Tanggal: 8 Jun 2025 15:00 wib.
Kasus pernikahan dini kembali menjadi sorotan publik setelah video prosesi adat pernikahan pasangan remaja di Lombok Tengah, Nusa Tenggara Barat (NTB), menyebar luas di media sosial. Dua remaja, SMY (14 tahun) dan SR (17 tahun), menjadi perhatian setelah resmi menikah di usia yang belum sesuai ketentuan undang-undang. Peristiwa ini mencuat setelah Unit Perlindungan Perempuan dan Anak (PPA) Satreskrim Polres Lombok Tengah memanggil pasangan tersebut untuk dimintai keterangan pada Selasa, 27 Mei 2025.

Yang lebih memprihatinkan, pengantin perempuan ternyata masih duduk di bangku SMP dan baru berusia 15 tahun. Ini menambah daftar panjang kasus pernikahan anak di Indonesia yang tak kunjung mereda meskipun telah ada regulasi yang jelas mengatur batas usia minimal pernikahan.

Fakta Mengerikan: Indonesia Termasuk Negara dengan Angka Pernikahan Anak Tertinggi

Menurut data dari UNICEF, ada sekitar 650 juta anak di seluruh dunia yang menjadi korban pernikahan di bawah umur (sebelum usia 18 tahun). Dari jumlah tersebut, sekitar 25,5 juta kasus berasal dari Indonesia. Fakta ini menempatkan Indonesia sebagai salah satu negara dengan angka pernikahan anak tertinggi di dunia.

Laporan UNICEF juga menunjukkan bahwa 1 dari 6 anak perempuan di Indonesia telah menikah sebelum usia 18 tahun. Yang lebih mengkhawatirkan, sebagian besar dari mereka adalah lulusan Sekolah Dasar (SD). Ini mencerminkan bahwa rendahnya pendidikan sangat erat kaitannya dengan tingginya risiko pernikahan anak.

Batas Usia Perkawinan: Aturan yang Kerap Dilanggar

Sesuai dengan Undang-Undang Nomor 16 Tahun 2019, usia minimum untuk menikah di Indonesia adalah 19 tahun untuk laki-laki dan perempuan. Namun, masih banyak daerah yang tidak sepenuhnya mematuhi aturan ini, baik karena faktor budaya, sosial, maupun ekonomi.

Contohnya, Sulawesi Barat tercatat memiliki prevalensi pernikahan anak tertinggi di Indonesia, yakni mencapai 19,43%. Sementara itu, Jawa Barat mencatat angka absolut tertinggi, dengan estimasi sekitar 273.300 kasus pernikahan anak. Angka-angka ini membuktikan bahwa pernikahan anak bukan hanya masalah perorangan, melainkan sudah menjadi persoalan sistemik nasional.

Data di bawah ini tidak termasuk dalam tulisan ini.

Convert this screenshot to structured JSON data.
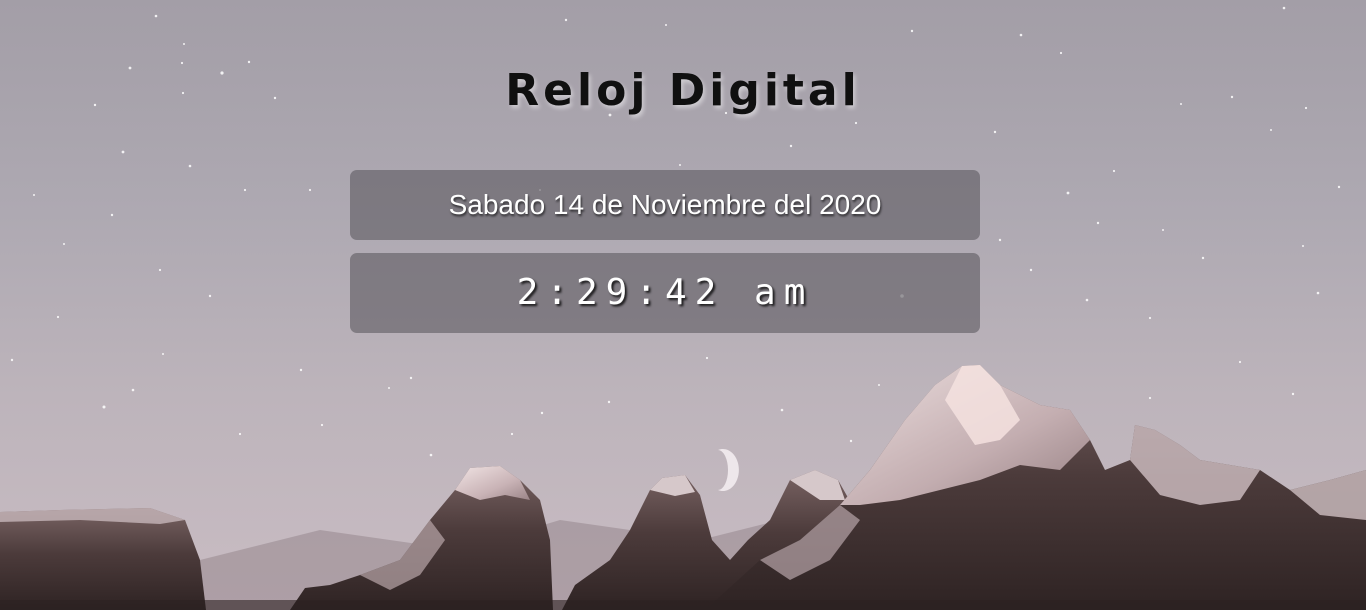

Apa Penyebab Pernikahan Anak Masih Marak Terjadi?

Pernikahan sebelum usia 18 tahun merupakan bentuk pelanggaran terhadap hak asasi anak, yang seharusnya mendapatkan kesempatan berkembang secara maksimal, baik dari sisi pendidikan, kesehatan, maupun emosional. Ada beberapa faktor utama yang menjadi pemicu masih tingginya angka pernikahan anak di Indonesia:



Kemiskinan: Banyak keluarga yang menganggap menikahkan anak adalah jalan pintas untuk mengurangi beban ekonomi.


Persepsi keliru soal perlindungan: Orang tua percaya bahwa menikah bisa melindungi anak dari pergaulan bebas atau aib sosial.


Norma sosial dan budaya: Di beberapa daerah, menikah muda dianggap hal biasa atau bahkan membanggakan.


Hukum adat atau agama: Meski secara nasional ada batas usia pernikahan, beberapa aturan adat atau interpretasi agama bisa membenarkan pernikahan dini.


Kerangka hukum dan pencatatan sipil yang belum optimal: Kurangnya pengawasan terhadap usia pernikahan serta celah dalam pencatatan nikah memungkinkan praktik pernikahan anak terus berlangsung.



Dampak Fatal dari Pernikahan Anak

Pernikahan anak tidak hanya berdampak pada kehidupan sosial dan psikologis korban, tetapi juga membawa konsekuensi serius terhadap kesehatan fisik dan mental anak perempuan. Berikut beberapa dampak yang sangat mengkhawatirkan:



Risiko kematian saat kehamilan dan persalinan
Perempuan berusia 15 hingga 19 tahun memiliki risiko komplikasi kehamilan yang jauh lebih tinggi. Bahkan, komplikasi saat hamil dan melahirkan menjadi penyebab utama kematian perempuan di rentang usia tersebut.


Tingginya angka kematian bayi baru lahir
Bayi yang lahir dari ibu berusia di bawah 20 tahun memiliki kemungkinan dua kali lebih besar untuk meninggal dunia dalam 28 hari pertama dibandingkan bayi dari ibu berusia 20-29 tahun.


Kekerasan dalam rumah tangga (KDRT)
Anak perempuan yang menikah muda lebih rentan menjadi korban kekerasan fisik, emosional, maupun seksual dalam rumah tangga. Hal ini karena mereka belum cukup matang secara psikologis untuk menghadapi kompleksitas relasi pernikahan.



Solusi dan Langkah Preventif

Menghapus praktik pernikahan anak tidak bisa hanya mengandalkan satu pihak saja. Perlu kerja sama dari berbagai lini: pemerintah, lembaga pendidikan, tokoh agama dan adat, media, serta masyarakat luas. Beberapa langkah konkret yang bisa dilakukan antara lain:



Peningkatan literasi hukum dan kesehatan reproduksi bagi remaja di sekolah.


Program pelatihan ekonomi bagi keluarga miskin agar tidak menjadikan anak sebagai 'alat tukar' ekonomi.


Penguatan pencatatan pernikahan agar tidak terjadi penyimpangan data usia calon mempelai.


Sosialisasi kepada tokoh masyarakat dan agama untuk menekankan pentingnya menunda pernikahan hingga usia yang matang.